INDIANAPOLIS — The biggest unknown surrounding the Miami Dolphins — who will be the 2019 starting quarterback — is a topic heating up at the NFL scouting combine.
The most intriguing player in the 2019 NFL draft in April is Heisman-winning Oklahoma quarterback Kyler Murray. The Dolphins seem a prime contender to draft a franchise quarterback, if they value him enough to get him.
Dolphins coach Brian Flores has watched a good number of the quarterbacks in this draft and termed them a “good group.” He also noted that the team plans to meet with a group of quarterbacks this week, a significant part of their evaluations, but he had special praise when asked about Murray.
“He had a phenomenal year this year,” Flores said. “I think he’s a great athlete. I think he’s a very good player.”

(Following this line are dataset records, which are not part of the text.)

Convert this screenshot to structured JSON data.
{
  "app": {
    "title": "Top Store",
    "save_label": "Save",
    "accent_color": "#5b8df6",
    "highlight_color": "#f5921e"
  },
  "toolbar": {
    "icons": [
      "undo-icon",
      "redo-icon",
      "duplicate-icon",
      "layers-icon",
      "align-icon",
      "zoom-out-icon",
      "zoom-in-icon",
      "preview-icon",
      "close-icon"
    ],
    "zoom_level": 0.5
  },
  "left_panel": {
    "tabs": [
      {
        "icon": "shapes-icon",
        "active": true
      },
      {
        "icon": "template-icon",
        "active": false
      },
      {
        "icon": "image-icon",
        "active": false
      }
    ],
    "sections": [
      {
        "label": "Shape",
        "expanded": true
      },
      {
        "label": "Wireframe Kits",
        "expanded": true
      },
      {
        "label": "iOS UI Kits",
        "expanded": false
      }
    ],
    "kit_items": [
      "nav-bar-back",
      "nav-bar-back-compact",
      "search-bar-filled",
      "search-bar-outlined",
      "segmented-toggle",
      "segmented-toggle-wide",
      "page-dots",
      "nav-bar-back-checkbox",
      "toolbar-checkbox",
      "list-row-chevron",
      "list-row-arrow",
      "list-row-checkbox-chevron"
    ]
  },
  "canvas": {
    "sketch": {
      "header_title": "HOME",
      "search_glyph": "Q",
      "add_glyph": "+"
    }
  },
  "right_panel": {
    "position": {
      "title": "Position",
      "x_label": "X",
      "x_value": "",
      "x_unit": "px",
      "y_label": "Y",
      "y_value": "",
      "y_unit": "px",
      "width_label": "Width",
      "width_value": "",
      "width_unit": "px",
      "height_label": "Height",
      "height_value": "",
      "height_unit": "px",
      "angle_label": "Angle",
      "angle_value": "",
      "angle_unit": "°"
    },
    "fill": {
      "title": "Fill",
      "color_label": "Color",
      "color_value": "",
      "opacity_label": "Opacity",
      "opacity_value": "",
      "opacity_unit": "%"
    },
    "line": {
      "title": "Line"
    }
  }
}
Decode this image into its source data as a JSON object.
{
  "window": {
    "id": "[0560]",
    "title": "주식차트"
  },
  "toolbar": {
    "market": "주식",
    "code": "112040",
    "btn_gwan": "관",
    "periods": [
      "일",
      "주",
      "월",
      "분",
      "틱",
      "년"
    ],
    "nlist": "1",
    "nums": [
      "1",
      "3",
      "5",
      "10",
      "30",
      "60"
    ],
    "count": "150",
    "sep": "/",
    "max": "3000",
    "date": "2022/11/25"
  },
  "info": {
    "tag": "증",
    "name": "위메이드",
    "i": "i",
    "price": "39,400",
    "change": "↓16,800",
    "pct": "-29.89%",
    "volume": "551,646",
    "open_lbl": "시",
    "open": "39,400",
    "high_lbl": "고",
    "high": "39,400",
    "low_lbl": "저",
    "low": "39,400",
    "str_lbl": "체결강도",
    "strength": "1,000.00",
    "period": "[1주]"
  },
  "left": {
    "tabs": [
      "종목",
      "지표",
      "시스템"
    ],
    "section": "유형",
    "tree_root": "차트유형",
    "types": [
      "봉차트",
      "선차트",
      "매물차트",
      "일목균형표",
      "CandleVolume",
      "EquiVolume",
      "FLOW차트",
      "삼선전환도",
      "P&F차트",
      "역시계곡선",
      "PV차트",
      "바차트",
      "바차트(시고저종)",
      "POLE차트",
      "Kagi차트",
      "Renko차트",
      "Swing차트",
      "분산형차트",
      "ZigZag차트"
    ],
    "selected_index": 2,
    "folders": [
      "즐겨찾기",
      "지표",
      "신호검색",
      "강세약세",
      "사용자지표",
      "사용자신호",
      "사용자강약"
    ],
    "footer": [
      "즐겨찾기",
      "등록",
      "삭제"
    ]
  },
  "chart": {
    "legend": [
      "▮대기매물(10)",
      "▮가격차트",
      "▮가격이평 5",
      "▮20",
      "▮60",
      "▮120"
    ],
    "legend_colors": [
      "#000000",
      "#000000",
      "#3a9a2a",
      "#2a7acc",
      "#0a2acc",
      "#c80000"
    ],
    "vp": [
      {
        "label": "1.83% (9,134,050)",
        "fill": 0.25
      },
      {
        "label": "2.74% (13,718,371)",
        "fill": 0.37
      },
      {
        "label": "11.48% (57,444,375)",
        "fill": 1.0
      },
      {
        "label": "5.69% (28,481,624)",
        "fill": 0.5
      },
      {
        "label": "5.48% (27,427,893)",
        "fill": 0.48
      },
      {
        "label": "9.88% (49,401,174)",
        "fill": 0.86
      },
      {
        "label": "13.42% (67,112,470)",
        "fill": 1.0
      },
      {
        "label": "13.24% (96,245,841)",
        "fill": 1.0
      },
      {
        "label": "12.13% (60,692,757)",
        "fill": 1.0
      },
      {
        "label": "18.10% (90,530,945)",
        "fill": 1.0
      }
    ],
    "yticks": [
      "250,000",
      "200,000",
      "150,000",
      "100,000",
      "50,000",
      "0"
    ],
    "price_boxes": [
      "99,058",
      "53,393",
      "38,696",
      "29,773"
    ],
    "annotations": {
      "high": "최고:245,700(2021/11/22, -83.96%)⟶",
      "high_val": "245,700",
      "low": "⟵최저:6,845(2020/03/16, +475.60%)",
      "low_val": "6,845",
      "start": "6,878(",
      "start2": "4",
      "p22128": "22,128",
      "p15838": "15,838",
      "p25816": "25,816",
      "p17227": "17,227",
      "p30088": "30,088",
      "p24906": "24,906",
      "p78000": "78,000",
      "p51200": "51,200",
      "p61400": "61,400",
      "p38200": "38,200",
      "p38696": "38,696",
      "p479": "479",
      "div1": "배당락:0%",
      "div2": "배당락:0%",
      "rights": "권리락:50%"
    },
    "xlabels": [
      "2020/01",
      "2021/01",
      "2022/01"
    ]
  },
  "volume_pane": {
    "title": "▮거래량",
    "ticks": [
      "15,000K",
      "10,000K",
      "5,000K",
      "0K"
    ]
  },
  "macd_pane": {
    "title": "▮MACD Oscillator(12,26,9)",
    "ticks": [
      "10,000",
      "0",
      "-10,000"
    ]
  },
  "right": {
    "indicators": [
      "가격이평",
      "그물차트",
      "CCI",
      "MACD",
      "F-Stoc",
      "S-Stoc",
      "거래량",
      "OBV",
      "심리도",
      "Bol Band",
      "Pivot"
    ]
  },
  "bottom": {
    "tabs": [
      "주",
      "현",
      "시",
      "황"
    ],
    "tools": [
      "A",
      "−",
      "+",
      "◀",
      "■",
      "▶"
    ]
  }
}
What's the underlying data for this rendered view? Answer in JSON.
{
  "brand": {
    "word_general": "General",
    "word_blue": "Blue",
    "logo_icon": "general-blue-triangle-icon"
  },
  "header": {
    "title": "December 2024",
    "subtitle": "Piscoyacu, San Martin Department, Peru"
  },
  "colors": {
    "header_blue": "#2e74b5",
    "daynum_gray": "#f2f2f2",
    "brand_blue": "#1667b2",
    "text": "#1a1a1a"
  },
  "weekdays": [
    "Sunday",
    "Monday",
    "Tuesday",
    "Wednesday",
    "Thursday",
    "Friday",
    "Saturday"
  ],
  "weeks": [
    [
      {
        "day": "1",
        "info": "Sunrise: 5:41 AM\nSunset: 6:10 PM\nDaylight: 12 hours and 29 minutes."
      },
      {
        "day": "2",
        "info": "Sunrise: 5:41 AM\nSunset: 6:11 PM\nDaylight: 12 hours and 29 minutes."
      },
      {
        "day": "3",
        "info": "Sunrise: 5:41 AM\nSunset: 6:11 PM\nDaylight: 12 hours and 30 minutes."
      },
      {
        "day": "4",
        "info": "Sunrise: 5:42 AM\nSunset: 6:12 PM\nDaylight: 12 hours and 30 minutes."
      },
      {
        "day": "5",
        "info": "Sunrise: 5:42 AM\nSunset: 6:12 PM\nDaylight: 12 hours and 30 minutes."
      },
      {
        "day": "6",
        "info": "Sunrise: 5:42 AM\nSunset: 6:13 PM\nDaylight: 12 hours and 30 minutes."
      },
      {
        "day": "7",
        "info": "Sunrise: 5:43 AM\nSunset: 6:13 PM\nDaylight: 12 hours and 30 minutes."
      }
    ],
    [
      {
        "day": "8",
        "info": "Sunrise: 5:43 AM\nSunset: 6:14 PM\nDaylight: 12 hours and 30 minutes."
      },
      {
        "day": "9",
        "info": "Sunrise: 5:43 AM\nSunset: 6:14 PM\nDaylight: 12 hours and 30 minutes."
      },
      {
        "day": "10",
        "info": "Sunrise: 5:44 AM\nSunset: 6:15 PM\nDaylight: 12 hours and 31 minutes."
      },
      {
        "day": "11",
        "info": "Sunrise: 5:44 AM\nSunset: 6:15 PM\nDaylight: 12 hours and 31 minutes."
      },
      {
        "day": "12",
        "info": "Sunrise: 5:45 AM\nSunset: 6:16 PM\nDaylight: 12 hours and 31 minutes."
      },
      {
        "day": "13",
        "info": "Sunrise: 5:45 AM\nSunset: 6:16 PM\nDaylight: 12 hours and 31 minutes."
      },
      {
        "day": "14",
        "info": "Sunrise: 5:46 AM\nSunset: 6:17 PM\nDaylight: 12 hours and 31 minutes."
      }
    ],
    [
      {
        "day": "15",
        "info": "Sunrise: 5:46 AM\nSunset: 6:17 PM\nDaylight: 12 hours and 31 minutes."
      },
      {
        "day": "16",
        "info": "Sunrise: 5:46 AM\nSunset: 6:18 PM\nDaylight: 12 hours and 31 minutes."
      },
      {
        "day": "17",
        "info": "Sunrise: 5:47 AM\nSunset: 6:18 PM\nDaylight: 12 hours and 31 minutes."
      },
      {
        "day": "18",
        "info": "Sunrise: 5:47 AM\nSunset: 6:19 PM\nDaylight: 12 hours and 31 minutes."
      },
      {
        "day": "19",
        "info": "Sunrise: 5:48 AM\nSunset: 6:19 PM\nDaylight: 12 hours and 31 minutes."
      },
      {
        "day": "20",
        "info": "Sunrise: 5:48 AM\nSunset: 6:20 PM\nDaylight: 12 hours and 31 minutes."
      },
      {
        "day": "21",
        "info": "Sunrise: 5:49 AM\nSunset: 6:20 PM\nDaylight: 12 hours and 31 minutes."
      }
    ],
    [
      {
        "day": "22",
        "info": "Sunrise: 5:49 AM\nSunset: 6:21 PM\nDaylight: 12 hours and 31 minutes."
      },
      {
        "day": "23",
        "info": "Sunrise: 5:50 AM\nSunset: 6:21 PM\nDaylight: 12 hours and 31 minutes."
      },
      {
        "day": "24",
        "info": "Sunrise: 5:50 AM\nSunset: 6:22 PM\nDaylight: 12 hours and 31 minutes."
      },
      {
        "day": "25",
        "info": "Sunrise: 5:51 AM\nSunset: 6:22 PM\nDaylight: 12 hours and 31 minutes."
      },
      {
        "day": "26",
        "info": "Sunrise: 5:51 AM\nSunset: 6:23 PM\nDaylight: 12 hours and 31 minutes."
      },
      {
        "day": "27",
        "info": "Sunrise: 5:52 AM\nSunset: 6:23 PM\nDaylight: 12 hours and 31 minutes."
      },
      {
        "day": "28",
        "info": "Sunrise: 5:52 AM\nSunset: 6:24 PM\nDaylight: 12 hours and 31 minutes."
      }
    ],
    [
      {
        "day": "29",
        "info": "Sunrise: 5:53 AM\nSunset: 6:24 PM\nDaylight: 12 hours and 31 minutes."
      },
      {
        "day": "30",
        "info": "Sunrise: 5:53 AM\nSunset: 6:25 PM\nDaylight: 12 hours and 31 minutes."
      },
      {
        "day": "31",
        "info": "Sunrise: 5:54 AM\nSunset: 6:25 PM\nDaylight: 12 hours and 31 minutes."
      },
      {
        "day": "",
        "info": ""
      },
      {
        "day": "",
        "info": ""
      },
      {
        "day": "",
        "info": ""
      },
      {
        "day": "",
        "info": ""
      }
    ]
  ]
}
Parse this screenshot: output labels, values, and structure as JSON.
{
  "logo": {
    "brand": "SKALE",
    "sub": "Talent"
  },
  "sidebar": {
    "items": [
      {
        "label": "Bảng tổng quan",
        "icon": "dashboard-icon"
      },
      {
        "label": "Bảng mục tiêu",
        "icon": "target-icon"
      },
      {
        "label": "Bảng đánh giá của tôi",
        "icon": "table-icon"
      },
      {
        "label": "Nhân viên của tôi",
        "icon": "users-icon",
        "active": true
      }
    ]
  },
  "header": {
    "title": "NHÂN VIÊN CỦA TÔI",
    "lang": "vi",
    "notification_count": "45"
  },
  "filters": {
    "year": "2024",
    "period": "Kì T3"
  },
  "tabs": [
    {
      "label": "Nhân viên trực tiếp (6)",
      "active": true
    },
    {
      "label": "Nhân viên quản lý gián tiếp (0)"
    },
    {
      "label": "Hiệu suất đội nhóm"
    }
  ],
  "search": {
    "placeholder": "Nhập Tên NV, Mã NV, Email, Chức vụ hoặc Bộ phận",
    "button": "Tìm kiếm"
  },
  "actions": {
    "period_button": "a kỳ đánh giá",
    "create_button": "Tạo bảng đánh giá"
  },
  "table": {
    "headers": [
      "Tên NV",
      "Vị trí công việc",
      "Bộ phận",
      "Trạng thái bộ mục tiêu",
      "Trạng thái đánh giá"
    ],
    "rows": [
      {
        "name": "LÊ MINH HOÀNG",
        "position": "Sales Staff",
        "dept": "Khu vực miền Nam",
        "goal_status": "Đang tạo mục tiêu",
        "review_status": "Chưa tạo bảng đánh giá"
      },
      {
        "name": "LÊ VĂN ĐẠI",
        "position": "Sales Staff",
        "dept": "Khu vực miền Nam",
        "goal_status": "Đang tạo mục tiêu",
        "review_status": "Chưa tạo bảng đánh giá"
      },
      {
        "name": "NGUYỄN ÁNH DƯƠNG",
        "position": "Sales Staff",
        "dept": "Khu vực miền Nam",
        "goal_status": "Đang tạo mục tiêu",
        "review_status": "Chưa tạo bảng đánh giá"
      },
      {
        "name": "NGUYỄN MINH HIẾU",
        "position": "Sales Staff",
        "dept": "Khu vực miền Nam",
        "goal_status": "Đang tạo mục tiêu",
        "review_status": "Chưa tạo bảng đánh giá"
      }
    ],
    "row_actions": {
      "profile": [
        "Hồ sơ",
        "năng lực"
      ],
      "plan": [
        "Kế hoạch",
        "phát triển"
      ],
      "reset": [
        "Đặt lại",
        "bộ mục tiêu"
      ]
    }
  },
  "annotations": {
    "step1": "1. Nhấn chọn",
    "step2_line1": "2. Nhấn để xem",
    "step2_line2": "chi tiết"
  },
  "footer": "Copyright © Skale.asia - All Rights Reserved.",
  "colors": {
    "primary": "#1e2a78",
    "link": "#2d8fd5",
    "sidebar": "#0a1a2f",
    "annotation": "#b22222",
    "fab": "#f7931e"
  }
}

On the other end of the spectrum, Miami is at a crossroads with longtime starter Ryan Tannehill.
When: April 25-27
Where: Nashville, Tennessee
How to watch: ABC/ESPN/ESPN App
Dolphins general manager Chris Grier said he had a conversation last week with Flores, offensive coordinator Chad O’Shea and assistant head coach/QB coach Jim Caldwell about Tannehill. It has been expected for weeks that Miami would move on from Tannehill. Wednesday, Flores and Grier were noncommittal about the veteran’s standing with the team. Their lack of conviction spoke volumes.
“We haven’t made any final decisions. Everything is on the table. Chris and I are aligned on that,” Flores said. “Again, we’ve talked about the types of guys we want in our program.
“Obviously we’ve made some evaluations, but we’ve still got time to make those decisions. Having played against Ryan, he’s had some success against me personally — I think of the last game we played [the Miami Miracle]. He’s done a really good job, but those things are in process right now.”
Tannehill is the only quarterback the Dolphins have drafted before the seventh round over the past seven seasons. One of Adam Gase’s mistakes as Dolphins coach was failing to select and develop a quarterback to compete with or play behind Tannehill. So now the quarterback cupboard is bare in Miami.
The biggest issue with Tannehill has been his inability to stay healthy. He missed 25 games over the past three seasons. Miami hasn’t gotten a good evaluation of Tannehill and has continued to wait on him to be something different than he has been so far.
Tannehill’s $26.6 million cap hit and $18.7 million base salary ranks in the top 10 among NFL players in 2019 right now. If Miami decides to cut Tannehill before June 1, the Dolphins can save $13.2 million against the cap while carrying a $13.4 million dead-cap hit. The Dolphins would save $18.7 million in cap space if he was designated as a post-June 1 cut, and the dead money would be split between the 2019 and 2020 salary caps. None of the remaining money on Tannehill’s deal is guaranteed.
Owner Stephen Ross made clear that the Dolphins were going to take a different approach in 2019. Although Grier reiterated Wednesday that the Dolphins won’t tank, moving on from Tannehill would qualify as a different approach.
“We’re getting there, and once we make a decision organizational-wise, we’ll move forward,” Grier said of Tannehill.
Again, the lack of commitment on Tannehill speaks volumes — particularly because Grier was “very confident” that star cornerback Xavien Howard would be a Dolphin in 2019 and noted he wanted pending free agent Ja’Wuan James back.
If the Dolphins do move on from Tannehill via trade or release, they would need a replacement. Nick Foles will become a free agent. Miami native Teddy Bridgewater is set to be available in free agency, too. But the draft — whether in 2019 or 2020 — seems like the best bet for Miami to find its next long-term quarterback. That’s why the next two months, particularly in regard to Murray, will be so important.
“We want them smart, we want them tough, mentally and physically, you want them fundamentally sound, we want them to be able to play under pressure,” Flores said. “We want to be able to coach them hard. This is a demanding league, so we’ve gotta be demanding on our players. They need to understand that.”
Murray is competing with Dwayne Haskins to be the top quarterback selected in the draft. The Dolphins don’t pick until No. 13, so they might need to trade up if they want to acquire him.
Height and weight have seemingly been the biggest question marks for Murray, a speedy playmaker who recently chose the NFL over the MLB, but Grier says interviews, intelligence and intangibles will help him decide who fits in Miami.
Speculation will continue to rage on, but we are starting to learn how the Dolphins feel about some of the quarterbacks who will define the future of the franchise that drafts them in two months.